Lab-grown burgers came to market some time ago. Some of the first efforts date back to 2013, even though there hasn’t been any real global demand for lab-grown meat just yet. It is expected we will see more of these products hit the market before 2020. The benefit of this approach is simple: we can finally envision a world where clean meat becomes the new normal. Although initial startup costs for such ventures are quite steep, they can be repaid rather quickly if consumers take a liking to these products.

It is also worth mentioning that scientists are looking well beyond meat these days. Lab-grown poultry, for example, is something a lot of companies are more than willing to explore. Tests with both chicken and duck have been completed successfully, albeit within a controlled environment. A sustainable solution for food production must be found sooner or later. Our planet simply can’t support the massive quantities of meat, chicken, and other edibles we all need on a daily basis.

Beyond meat and chicken, we’re also seeing initiatives focusing on dairy. It may sound odd to grow milk, eggs, and cheese within a lab environment, but it seems this is more than possible. Everything looks and feels like the genuine product, yet the eggs are basically egg-less, as are the dressings. Vegan cheese is also becoming more commonplace, which is another peculiar trend. As long as producers can get the taste and smell right, few people will actually notice a difference.

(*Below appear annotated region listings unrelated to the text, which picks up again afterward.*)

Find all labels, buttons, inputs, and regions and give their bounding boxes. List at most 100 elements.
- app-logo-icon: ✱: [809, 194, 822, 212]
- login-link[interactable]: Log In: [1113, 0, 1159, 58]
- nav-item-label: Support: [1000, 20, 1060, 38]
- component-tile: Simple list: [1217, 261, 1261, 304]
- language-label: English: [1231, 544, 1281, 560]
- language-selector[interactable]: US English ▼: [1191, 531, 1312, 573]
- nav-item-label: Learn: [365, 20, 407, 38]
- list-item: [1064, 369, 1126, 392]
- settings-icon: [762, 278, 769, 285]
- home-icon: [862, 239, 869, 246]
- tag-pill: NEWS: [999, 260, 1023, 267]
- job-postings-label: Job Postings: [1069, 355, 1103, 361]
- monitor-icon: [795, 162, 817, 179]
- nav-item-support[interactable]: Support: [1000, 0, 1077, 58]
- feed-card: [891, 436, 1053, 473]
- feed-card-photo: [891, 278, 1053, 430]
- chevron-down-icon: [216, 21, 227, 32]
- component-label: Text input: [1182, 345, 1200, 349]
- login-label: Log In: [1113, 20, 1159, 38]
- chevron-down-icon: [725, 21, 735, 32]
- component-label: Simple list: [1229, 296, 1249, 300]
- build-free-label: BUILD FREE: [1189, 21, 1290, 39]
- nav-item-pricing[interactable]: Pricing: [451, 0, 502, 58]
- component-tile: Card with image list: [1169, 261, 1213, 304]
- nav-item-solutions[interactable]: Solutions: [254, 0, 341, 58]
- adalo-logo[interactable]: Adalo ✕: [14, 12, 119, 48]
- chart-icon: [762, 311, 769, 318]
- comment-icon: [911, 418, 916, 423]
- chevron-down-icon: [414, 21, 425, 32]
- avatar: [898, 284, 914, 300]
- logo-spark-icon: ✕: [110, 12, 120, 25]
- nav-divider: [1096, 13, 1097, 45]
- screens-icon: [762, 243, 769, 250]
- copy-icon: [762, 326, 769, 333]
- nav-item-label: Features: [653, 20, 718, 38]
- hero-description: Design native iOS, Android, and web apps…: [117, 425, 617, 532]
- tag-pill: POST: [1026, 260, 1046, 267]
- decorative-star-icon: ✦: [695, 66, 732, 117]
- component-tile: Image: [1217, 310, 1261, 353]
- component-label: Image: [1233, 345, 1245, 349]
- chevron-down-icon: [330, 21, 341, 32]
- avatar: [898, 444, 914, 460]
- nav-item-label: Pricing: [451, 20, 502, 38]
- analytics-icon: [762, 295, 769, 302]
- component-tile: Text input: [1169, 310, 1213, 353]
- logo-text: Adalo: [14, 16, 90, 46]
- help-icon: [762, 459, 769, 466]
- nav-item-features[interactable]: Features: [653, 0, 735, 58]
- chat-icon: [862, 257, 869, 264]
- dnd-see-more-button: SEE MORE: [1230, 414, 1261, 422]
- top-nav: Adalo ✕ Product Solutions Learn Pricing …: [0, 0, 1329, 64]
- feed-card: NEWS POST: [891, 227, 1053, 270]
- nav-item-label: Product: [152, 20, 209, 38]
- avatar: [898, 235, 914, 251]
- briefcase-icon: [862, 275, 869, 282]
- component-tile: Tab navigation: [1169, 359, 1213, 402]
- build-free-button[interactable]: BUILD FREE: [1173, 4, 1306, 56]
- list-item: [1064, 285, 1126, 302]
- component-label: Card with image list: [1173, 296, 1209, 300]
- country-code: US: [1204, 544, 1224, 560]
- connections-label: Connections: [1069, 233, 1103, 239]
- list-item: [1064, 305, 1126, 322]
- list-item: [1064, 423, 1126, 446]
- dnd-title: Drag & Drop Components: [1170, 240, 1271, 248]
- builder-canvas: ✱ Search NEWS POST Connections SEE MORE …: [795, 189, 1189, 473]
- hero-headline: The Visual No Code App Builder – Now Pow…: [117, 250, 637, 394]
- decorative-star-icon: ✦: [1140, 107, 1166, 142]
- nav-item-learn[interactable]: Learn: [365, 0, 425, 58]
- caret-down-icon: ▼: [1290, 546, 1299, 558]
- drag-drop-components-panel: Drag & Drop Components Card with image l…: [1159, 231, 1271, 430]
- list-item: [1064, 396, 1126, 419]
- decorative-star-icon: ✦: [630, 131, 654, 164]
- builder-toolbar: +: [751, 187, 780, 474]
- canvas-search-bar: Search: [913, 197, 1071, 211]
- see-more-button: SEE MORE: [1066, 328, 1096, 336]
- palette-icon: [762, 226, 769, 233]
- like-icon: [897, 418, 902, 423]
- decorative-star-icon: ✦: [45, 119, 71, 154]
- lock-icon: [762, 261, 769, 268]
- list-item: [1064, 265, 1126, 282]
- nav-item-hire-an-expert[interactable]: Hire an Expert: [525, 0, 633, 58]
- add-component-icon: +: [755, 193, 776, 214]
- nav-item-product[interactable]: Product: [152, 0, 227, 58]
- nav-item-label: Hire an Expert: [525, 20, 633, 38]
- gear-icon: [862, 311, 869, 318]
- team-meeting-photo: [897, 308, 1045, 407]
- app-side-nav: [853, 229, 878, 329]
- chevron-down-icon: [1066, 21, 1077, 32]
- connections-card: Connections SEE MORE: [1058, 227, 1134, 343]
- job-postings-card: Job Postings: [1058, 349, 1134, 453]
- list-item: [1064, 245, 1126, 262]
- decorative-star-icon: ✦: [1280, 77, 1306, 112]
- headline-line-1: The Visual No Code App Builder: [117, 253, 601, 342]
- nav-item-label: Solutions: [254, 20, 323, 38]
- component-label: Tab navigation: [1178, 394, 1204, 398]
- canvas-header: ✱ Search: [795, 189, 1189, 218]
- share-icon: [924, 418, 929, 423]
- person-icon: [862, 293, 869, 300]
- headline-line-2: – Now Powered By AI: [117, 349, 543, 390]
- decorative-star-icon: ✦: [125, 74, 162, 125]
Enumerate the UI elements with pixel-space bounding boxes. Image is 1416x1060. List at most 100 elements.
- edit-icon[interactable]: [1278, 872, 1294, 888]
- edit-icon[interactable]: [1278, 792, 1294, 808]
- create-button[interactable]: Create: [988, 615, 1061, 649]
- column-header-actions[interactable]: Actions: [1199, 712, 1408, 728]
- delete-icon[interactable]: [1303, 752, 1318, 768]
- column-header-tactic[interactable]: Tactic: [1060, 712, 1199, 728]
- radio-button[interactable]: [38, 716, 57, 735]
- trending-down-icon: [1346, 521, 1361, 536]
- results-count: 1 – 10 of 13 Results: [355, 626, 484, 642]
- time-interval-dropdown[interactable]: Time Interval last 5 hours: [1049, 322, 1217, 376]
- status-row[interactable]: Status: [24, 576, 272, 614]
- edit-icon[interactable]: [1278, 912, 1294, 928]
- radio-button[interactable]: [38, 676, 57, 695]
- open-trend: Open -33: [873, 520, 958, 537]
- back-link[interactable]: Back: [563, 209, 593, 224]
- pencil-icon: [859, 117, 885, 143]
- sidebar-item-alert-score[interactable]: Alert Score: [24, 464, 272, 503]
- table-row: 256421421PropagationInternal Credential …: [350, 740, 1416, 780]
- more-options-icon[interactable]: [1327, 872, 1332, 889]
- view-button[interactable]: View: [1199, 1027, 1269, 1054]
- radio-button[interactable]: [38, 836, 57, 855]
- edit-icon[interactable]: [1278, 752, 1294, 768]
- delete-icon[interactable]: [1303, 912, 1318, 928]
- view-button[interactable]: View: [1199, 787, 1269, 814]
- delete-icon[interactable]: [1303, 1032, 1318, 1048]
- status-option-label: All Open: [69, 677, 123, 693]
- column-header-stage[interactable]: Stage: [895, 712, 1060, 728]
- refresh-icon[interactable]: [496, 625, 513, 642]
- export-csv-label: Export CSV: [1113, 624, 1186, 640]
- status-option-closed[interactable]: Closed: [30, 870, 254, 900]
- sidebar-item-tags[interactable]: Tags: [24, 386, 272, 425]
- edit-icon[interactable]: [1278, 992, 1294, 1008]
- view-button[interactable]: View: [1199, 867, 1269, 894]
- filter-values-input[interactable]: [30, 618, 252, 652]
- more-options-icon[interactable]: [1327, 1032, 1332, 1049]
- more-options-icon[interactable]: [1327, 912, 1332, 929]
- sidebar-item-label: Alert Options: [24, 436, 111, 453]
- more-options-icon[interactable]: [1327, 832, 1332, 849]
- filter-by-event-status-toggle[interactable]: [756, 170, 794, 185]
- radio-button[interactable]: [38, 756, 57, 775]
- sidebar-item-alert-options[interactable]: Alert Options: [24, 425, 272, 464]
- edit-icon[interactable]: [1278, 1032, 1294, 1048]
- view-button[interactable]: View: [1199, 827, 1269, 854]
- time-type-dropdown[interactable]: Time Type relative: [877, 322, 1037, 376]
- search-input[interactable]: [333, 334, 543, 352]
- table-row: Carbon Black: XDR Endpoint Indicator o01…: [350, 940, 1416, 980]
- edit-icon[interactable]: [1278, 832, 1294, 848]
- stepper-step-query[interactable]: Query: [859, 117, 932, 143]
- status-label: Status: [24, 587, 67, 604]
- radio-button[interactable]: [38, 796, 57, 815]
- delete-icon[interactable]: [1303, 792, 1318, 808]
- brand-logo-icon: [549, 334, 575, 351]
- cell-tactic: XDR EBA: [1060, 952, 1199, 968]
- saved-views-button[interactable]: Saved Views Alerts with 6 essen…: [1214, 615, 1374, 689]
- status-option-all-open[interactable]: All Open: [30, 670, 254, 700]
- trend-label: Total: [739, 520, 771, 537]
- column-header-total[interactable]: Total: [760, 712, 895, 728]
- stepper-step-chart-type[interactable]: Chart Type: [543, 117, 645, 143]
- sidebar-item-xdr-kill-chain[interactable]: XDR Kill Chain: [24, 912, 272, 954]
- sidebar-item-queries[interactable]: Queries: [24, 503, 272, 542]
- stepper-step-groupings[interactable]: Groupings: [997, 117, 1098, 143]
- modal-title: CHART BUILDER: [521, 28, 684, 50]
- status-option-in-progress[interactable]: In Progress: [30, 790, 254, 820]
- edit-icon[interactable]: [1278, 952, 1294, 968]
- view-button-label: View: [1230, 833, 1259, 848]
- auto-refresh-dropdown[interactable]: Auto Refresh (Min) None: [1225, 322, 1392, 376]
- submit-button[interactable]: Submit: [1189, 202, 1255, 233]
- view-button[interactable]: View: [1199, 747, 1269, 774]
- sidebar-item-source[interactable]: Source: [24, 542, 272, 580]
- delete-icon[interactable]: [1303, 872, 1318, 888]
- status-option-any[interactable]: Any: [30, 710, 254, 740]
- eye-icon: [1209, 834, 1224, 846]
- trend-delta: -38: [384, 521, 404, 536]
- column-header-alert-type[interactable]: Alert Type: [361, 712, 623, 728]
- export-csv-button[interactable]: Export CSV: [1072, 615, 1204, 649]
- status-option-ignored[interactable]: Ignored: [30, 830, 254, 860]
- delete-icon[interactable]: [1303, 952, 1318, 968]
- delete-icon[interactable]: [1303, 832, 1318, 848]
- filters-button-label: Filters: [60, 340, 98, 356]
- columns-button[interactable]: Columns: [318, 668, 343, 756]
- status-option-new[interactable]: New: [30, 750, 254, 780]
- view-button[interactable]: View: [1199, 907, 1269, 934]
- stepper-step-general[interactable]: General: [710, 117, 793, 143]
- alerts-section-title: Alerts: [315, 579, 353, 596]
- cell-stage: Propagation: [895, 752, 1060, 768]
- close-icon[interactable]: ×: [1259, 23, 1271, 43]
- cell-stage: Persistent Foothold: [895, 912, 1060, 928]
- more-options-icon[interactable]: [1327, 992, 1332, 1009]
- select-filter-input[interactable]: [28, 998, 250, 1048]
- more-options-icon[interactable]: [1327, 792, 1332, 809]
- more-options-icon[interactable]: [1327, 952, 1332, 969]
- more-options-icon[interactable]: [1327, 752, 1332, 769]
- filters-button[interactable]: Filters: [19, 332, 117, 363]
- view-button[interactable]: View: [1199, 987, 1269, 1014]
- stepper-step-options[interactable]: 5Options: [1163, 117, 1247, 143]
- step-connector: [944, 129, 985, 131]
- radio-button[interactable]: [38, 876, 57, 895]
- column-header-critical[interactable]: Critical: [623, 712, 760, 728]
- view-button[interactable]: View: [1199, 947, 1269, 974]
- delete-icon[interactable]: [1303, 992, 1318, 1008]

One market left to conquer is the seafood industry. On paper, this should be a lot easier than meat, poultry, or even dairy. However, there is still a lot of work to be done in this regard. The current way of fishing and using caught fish is not sustainable for much longer. A plant-based version of tuna already exists in the US, and we may see similar efforts in Japan later this year. Lab-made fish will come to market a lot sooner than people think, which can only be considered a good thing.